I read a wonderful quote several weeks ago that has settled in my heart. It was written by Maya Angelou, who knew more than her share of family heartache. It says, “Hope and fear cannot occupy the same space at the same time. Invite one to stay.” It was how Maya Angelou lived with joy and gratitude despite her personal sorrows and is a prescription for those of us who would live richly amidst the heartache and pain that we know.
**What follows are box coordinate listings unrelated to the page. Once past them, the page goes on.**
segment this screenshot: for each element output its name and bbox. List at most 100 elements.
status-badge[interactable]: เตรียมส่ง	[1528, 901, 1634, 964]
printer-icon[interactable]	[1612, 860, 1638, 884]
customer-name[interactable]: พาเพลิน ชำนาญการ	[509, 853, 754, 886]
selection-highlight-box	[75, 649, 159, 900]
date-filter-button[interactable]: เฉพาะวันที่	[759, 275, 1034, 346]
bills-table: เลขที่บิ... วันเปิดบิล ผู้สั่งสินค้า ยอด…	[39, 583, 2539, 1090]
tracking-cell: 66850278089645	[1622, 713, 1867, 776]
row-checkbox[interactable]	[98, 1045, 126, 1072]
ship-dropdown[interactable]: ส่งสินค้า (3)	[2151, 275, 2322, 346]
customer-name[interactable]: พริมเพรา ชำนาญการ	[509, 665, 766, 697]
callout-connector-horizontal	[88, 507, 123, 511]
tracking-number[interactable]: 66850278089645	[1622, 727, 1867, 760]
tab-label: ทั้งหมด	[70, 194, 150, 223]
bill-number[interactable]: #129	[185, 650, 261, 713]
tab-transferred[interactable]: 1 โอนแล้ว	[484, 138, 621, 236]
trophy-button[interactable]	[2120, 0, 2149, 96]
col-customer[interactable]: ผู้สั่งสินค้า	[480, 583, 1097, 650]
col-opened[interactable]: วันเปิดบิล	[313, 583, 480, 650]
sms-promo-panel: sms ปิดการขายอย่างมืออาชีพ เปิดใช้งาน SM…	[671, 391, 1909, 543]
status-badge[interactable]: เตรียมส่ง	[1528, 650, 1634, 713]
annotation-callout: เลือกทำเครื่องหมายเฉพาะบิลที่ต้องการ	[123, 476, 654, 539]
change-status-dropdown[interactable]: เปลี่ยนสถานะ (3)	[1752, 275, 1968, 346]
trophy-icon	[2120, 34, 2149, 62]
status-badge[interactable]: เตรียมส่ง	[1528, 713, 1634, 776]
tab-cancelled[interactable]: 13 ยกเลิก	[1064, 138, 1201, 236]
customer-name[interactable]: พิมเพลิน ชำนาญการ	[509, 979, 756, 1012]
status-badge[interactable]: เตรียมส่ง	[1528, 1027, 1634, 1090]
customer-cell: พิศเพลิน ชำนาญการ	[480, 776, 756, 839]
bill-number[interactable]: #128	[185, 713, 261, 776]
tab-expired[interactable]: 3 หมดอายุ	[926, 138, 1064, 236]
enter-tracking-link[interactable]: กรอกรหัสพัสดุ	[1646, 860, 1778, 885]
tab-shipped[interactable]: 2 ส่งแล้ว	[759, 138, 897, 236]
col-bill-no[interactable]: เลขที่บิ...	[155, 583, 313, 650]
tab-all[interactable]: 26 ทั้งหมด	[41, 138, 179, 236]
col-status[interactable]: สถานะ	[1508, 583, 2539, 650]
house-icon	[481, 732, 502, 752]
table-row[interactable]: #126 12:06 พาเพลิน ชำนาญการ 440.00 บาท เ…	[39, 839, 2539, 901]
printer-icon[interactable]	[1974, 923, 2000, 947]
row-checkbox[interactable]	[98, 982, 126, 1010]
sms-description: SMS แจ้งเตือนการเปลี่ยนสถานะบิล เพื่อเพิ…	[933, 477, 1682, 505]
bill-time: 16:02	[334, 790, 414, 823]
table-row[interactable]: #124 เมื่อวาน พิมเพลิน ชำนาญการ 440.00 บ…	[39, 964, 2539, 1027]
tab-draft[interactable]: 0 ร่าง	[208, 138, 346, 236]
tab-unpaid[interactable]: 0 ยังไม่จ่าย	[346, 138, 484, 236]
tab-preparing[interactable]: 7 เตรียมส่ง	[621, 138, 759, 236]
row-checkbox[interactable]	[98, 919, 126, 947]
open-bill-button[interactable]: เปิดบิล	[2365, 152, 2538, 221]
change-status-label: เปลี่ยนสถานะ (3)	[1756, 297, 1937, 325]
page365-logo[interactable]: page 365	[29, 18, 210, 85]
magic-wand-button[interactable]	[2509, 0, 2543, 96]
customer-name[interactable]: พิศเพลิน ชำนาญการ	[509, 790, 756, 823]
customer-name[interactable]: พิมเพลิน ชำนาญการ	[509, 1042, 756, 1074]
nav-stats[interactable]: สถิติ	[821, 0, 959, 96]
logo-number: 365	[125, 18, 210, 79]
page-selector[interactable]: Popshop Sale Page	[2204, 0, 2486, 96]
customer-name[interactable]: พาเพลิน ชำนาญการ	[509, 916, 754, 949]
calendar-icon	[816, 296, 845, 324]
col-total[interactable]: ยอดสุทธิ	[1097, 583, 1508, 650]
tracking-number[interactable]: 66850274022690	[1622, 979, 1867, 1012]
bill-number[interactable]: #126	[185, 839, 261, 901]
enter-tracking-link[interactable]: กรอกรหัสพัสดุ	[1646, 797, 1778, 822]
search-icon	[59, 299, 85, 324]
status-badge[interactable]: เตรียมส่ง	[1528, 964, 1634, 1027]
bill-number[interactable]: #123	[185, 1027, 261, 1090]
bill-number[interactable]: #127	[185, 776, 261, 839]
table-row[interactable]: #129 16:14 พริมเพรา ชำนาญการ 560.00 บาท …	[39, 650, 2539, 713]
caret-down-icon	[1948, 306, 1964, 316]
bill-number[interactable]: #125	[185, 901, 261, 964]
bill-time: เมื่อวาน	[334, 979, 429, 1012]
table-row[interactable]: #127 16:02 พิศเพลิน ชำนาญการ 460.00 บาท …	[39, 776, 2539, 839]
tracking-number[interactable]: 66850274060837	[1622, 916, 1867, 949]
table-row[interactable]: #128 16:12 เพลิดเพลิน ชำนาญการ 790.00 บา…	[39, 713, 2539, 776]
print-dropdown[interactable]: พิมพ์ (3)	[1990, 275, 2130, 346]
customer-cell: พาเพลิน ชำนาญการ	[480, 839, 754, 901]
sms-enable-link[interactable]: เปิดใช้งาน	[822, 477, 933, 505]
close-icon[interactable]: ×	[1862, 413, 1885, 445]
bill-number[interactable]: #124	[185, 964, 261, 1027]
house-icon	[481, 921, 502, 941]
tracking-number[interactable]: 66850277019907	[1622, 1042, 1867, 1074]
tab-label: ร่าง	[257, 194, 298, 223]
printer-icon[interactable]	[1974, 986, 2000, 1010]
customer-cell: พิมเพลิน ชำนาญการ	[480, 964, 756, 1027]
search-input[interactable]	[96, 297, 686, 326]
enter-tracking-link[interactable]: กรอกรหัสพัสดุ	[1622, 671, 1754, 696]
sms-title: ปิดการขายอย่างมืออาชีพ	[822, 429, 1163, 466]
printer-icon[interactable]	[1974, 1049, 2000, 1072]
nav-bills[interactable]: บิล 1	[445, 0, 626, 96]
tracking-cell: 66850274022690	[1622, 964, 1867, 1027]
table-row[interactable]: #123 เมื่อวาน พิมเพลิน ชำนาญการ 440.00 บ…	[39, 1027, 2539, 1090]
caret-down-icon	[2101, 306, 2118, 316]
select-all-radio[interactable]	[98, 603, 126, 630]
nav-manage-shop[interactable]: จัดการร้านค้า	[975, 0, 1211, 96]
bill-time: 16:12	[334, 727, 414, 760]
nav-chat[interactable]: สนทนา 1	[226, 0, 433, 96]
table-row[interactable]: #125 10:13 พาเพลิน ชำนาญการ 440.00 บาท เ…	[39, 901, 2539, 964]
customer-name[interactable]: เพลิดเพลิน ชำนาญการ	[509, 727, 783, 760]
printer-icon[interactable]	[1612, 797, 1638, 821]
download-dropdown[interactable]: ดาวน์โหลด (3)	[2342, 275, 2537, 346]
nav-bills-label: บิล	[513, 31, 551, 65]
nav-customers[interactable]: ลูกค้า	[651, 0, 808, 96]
This week Christians are entering the season of Lent. Eastern Christians observe Lent starting on Clean Monday, which is on February 19 this year. Western Christians start on Ash Wednesday, the day that reminds us we are mortal, with all the urgency and opportunity that awareness brings. This year Ash Wednesday falls on Valentine’s Day. During Lent, believers and seekers are encouraged to look within to discover who we are and who we want to be. We are encouraged to invite hope to occupy the space of our lives instead of the fear or disappointment or brokenness that might have taken up residence. What better day to begin the Lenten journey than Valentine’s Day, when love is the theme? Looking within our lives from a place of being loved, gives us courage to invite hope to stay.
Several years ago now, Jan Richardson, a United Methodist minister, poet, and artist, wrote a blessing inspired by her dread of the first Valentine’s Day after her husband’s death. In it she says she “marvels at the mystery of how a heart so broken can go on beating, as if it were made for precisely this—as if it sees the heart’s sole remedy for breaking is to love still.” It is a marvel that most all of us have family concerns and yet find a way to take first one step and then the next, often with joy and gratitude and inspired by love. Whether you celebrate Lent or not, may we all find a way to heal our broken hearts and invite hope to stay.